一乗寺【西国第二十六番札所】

一乗寺というと、京都にあるラーメン激戦区として有名ですが、実は兵庫の山奥、姫路駅からバスで40分ほど乗ったところに、西国二十六番札所のお寺、一乗寺があります。アクセスしにくいことからも、それほど有名ではないのですが、平安後期に建てられた国宝の三重の塔を持ったお寺です。

一乗寺

一乗寺を開いたのは法道上人。6-7 世紀ごろ、中国や朝鮮を経由して日本にやってきたインドの僧です。彼は紫の雲の乗ってやってきたとか、お腹が空いたら空の鉢を飛ばして、供物を受け取っていたなど、多くの伝承が残る人物であり、この一乗寺をはじめ、播磨地域(兵庫県南部)に数多くの寺を開いた人物とされています。そんな法道が孝徳天皇の病気平癒を行い、その功績が認められ、この一乗寺が650年に作られました。

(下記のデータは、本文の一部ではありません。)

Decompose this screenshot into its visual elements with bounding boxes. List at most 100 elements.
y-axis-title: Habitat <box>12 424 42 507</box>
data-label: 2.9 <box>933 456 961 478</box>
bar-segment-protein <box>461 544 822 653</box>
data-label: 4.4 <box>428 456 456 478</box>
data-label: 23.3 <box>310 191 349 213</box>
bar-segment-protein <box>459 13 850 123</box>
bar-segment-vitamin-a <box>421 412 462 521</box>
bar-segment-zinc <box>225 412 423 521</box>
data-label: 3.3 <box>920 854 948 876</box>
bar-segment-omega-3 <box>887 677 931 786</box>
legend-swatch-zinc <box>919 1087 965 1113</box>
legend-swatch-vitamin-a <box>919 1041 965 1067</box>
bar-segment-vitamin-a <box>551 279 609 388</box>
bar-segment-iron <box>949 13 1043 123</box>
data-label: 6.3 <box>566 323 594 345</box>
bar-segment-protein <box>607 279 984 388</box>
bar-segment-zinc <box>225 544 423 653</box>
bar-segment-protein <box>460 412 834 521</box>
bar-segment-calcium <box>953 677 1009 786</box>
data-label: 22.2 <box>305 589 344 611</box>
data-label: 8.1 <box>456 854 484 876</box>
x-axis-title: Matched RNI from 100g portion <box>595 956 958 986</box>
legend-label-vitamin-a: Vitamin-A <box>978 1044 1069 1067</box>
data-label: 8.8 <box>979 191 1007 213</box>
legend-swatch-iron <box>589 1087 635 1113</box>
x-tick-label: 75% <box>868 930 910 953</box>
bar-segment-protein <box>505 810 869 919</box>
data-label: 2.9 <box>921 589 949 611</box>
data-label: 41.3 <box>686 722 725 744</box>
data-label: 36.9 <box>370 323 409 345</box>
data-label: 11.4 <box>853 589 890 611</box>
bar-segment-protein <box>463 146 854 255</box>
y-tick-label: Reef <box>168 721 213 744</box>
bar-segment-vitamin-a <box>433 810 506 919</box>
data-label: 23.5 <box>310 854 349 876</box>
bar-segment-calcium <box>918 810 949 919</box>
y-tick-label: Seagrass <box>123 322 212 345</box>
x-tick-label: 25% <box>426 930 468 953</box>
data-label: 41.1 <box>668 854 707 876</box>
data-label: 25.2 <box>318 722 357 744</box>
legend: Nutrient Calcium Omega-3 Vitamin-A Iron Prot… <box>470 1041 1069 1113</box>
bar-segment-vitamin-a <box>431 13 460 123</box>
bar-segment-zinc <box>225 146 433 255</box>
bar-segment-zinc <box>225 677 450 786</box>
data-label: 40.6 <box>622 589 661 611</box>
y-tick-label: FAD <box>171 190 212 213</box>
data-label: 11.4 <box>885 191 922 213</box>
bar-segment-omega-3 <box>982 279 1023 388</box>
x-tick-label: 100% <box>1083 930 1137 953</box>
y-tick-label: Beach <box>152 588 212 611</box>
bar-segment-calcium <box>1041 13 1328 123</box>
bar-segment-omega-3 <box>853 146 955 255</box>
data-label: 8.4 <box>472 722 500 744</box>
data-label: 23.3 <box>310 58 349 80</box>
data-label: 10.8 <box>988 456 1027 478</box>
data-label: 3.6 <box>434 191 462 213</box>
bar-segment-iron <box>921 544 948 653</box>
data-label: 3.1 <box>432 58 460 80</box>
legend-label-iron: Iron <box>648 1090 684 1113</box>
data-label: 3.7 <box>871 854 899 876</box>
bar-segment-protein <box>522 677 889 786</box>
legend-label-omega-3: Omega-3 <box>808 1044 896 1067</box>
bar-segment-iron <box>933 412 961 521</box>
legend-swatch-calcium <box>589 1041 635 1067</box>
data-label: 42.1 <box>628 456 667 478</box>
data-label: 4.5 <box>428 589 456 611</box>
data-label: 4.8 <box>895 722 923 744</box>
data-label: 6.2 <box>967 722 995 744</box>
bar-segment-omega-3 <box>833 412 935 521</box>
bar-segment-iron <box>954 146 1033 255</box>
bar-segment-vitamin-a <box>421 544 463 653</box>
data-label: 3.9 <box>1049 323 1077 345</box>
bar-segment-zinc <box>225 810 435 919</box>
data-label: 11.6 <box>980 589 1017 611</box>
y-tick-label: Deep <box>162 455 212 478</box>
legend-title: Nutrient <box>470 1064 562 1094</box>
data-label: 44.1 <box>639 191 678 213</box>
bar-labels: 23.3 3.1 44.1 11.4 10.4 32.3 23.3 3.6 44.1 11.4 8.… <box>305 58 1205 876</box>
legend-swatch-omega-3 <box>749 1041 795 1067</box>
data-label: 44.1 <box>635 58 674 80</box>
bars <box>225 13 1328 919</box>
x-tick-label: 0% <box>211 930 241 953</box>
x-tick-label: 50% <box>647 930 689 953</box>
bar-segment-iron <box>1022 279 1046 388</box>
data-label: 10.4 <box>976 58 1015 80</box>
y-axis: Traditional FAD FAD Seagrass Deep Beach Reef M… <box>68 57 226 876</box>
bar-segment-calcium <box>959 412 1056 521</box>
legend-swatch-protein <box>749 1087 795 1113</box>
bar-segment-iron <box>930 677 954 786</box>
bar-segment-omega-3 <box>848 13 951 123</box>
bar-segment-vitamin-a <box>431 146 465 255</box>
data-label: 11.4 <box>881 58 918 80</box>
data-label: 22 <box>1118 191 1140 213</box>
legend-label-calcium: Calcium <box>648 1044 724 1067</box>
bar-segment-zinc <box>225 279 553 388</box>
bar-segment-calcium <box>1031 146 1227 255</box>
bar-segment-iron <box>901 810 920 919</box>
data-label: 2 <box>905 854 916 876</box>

一乗寺自体はそんなに大きなお寺ではないので、一番奥まで行っても一時間ぐらいで十分って感じでした。観光地化されているわけではないので、周囲にはほとんど何もありません。バスには4、5人乗っていましたが、みんな一乗寺で降りた感じです。

一乗寺の門
一乗寺の門。バスを降りたら目の前です。
長い階段が続きます。お寺といえば階段って感じです。

一乗寺は門から、一直線に並んで伽藍が建てられており、非常に見学しやすいです。ただ、少し坂がきつかったです。

常行堂。天台宗の常行の修行を行うための建物。

寺のメインというと本堂ですが、一乗寺の中でも最も有名な建物はやはりこの三重塔でしょう。この三重塔は1171年に建てられたものであり、塔としてはかなりの古さを誇ります。また、他の塔と同じく、上に行くほど塔はどんどん小さくなっており、それが非常に安定しているかのようなイメージを与えています。階段の上から見た塔は本当にきれいです。国宝の多宝塔はかなり見ていますが、三重塔も本当に美しいですね。

一乗寺の三重塔
一乗寺の三重塔。国宝です。

一番上まで来たら本堂がです。本堂に祀られている本尊は聖観世音菩薩であり、8世紀ごろに作られた非常に古いもの。残念ながら多くの西国三十三か所のお寺と同様に、普段は公開していません。そのため、多くのお寺ではお前立ちといった別の像を本尊の前に置くのですが、ここではそのお前立ちもかなり古い像であり、現在は博物館にて公開となっているようです(博物館は年に2回のみ)。

一乗寺の本堂
本堂は1628年の建物

バスまでに時間があれば、さらに本堂の奥の開山堂のほうへといくこともできます。

一乗寺の開山堂。
開山堂。法道を祀ります。
賽の河原。三途の川のほとりの賽の河原を再現したもののようです。どうしてここにあるのかはよくわかりませんが…。

アクセス情報: 一乗寺

住所

兵庫県加西市坂本町821-17

 

ウェブサイト

 

 

行きかた

姫路駅から社駅行のバス(71番系統)で約40分。バスの本数はかなり少ないです。

 

拝観時間

 8:00-17:00

 

拝観料

500 円

 

 

そのほか

うまく計画を立てれば、近くの円教寺も1日で回ることができそうですが、公共交通機関だと急がないと結構厳しいのかも。